Rose considers students’ lived encounters with schooling: “I’m interested… in the experience of education when it’s done well with the student’s well-being in mind. The unfortunate thing is that there is nothing in the standard talk about schooling—and this has been true for decades—that leads us to consider how school is perceived by those who attend it. Yet it is our experience of an institution that determines our attitude toward it, affects what we do with it, the degree to which we integrate it into our lives, into our sense of who we are.” (Why School?, p. 34) “I’m especially interested in what opportunity feels like. Discussions of opportunity are often abstract—as in ideological debate—or conducted at a broad structural level—as in policy deliberation. But what is the experience of opportunity? Certainly one feels a sense of possibility, of hope. But it is hope made concrete, specific, hope embodied in tools, or practices, or sequences of things to do—pathways to a goal.
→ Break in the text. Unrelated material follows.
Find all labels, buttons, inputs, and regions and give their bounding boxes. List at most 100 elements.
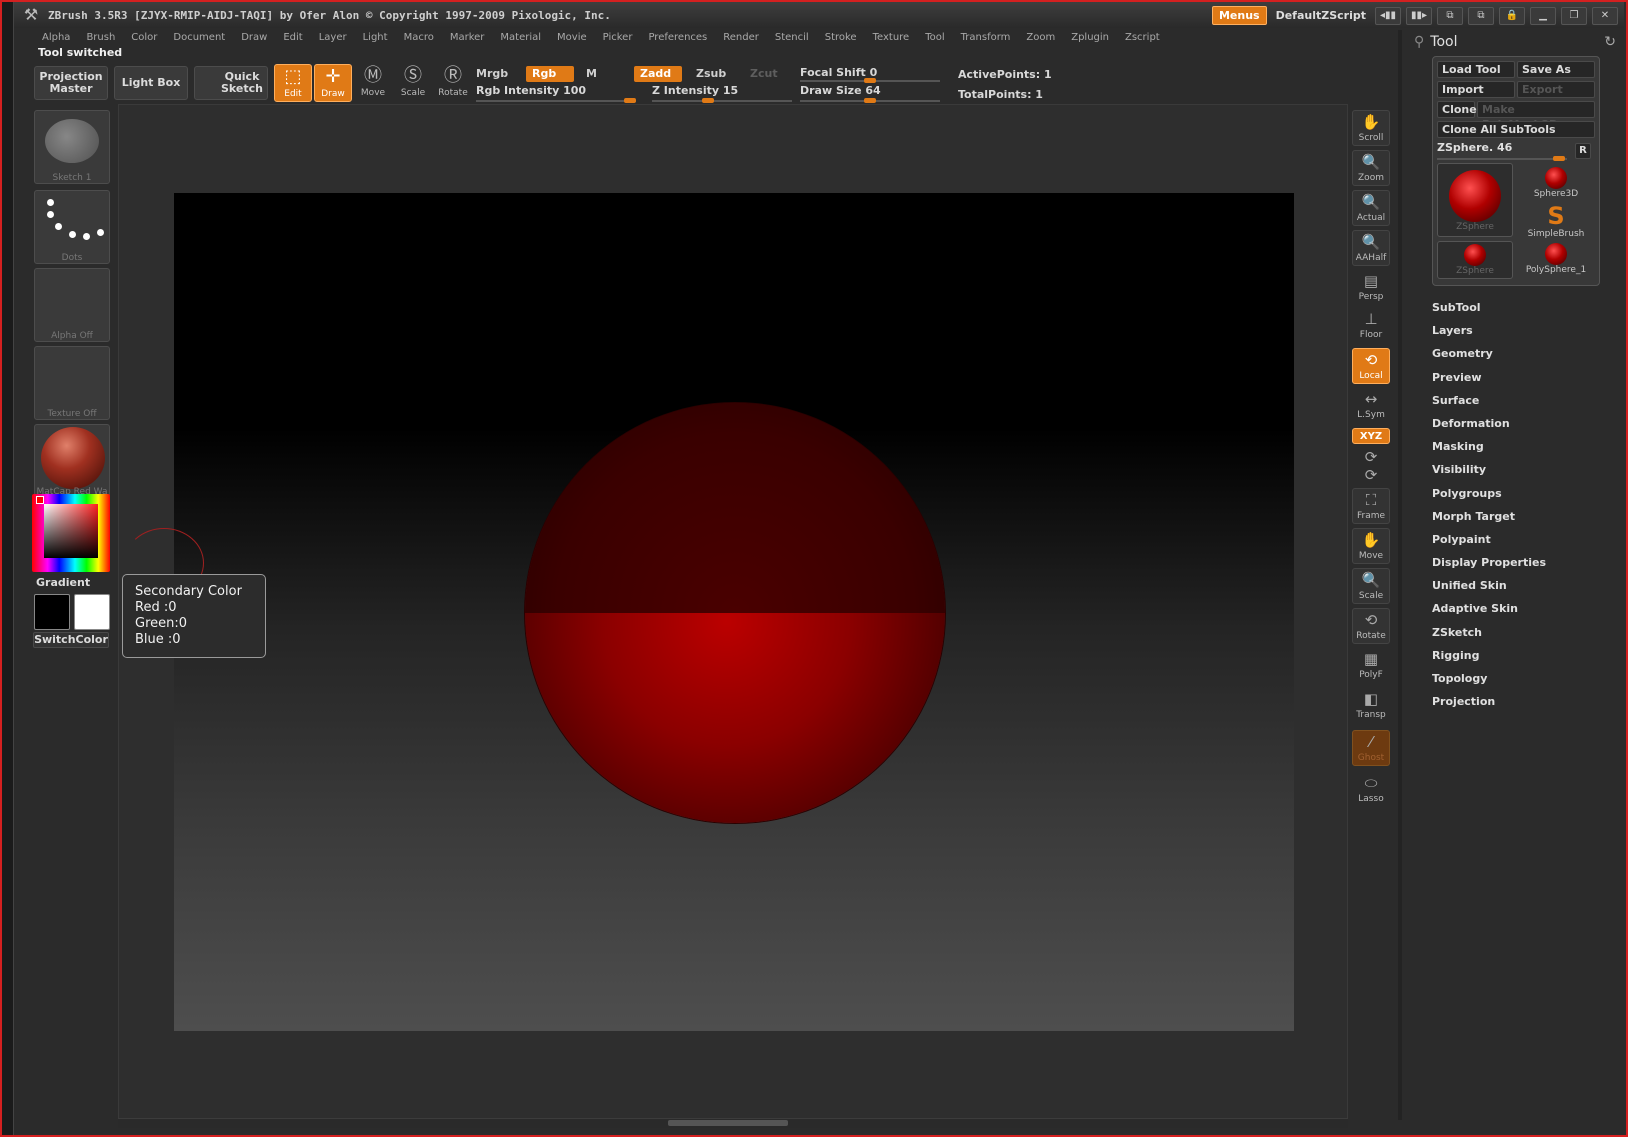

And all this takes place with people who interact with you in ways that affirm your hope.” (Why School?, p. 14)
What about the school reformers’ quantitative attempts to measure and evaluate the quality of teachers? (Reminder: A central requirement for states to qualify for a Race to the Top grant was that states evaluate teachers based on their students’ aggregate standardized test scores.) In an important 2014 article, Rose challenged this technocratic frame based on his qualitative observations of teachers when he visited their classrooms: The “classrooms (of excellent teachers) were safe. They provided physical safety…. but there was also safety from insult and diminishment…. Intimately related to safety is respect…. Talking about safety and respect leads to a consideration of authority…. A teacher’s authority came not just with age or with the role, but from multiple sources—knowing the subject, appreciating students’ backgrounds, and providing a safe and respectful space. And even in traditionally run classrooms, authority was distributed…. These classrooms, then, were places of expectation and responsibility…. Overall the students I talked to, from primary-grade children to graduating seniors, had the sense that their teachers had their best interests at heart and their classrooms were good places to be.”
Although many of us, if asked, will qualitatively describe our own schooling or our children’s schooling from our values and personal experience, aren’t we still likely to cling to the frame of test-based accountability when we think broadly about American public education? As we read Mike Rose’s descriptions of what really matters in students’ experience and in the practices of their teachers, aren’t many of us tempted to wonder if his thinking isn’t old fashioned? Could most of us even conceptualize a society without quantitative evaluation and the ranking of schools and school districts even though we know that No Child Left Behind’s policies failed to equalize educational opportunity and leave no child behind? I wish I did not fear that, as a society, we are a long, long way from being able to reject the worn out school accountability frame brought to us by the likes of Checker Finn, Rick Hess, and Mike Petrilli.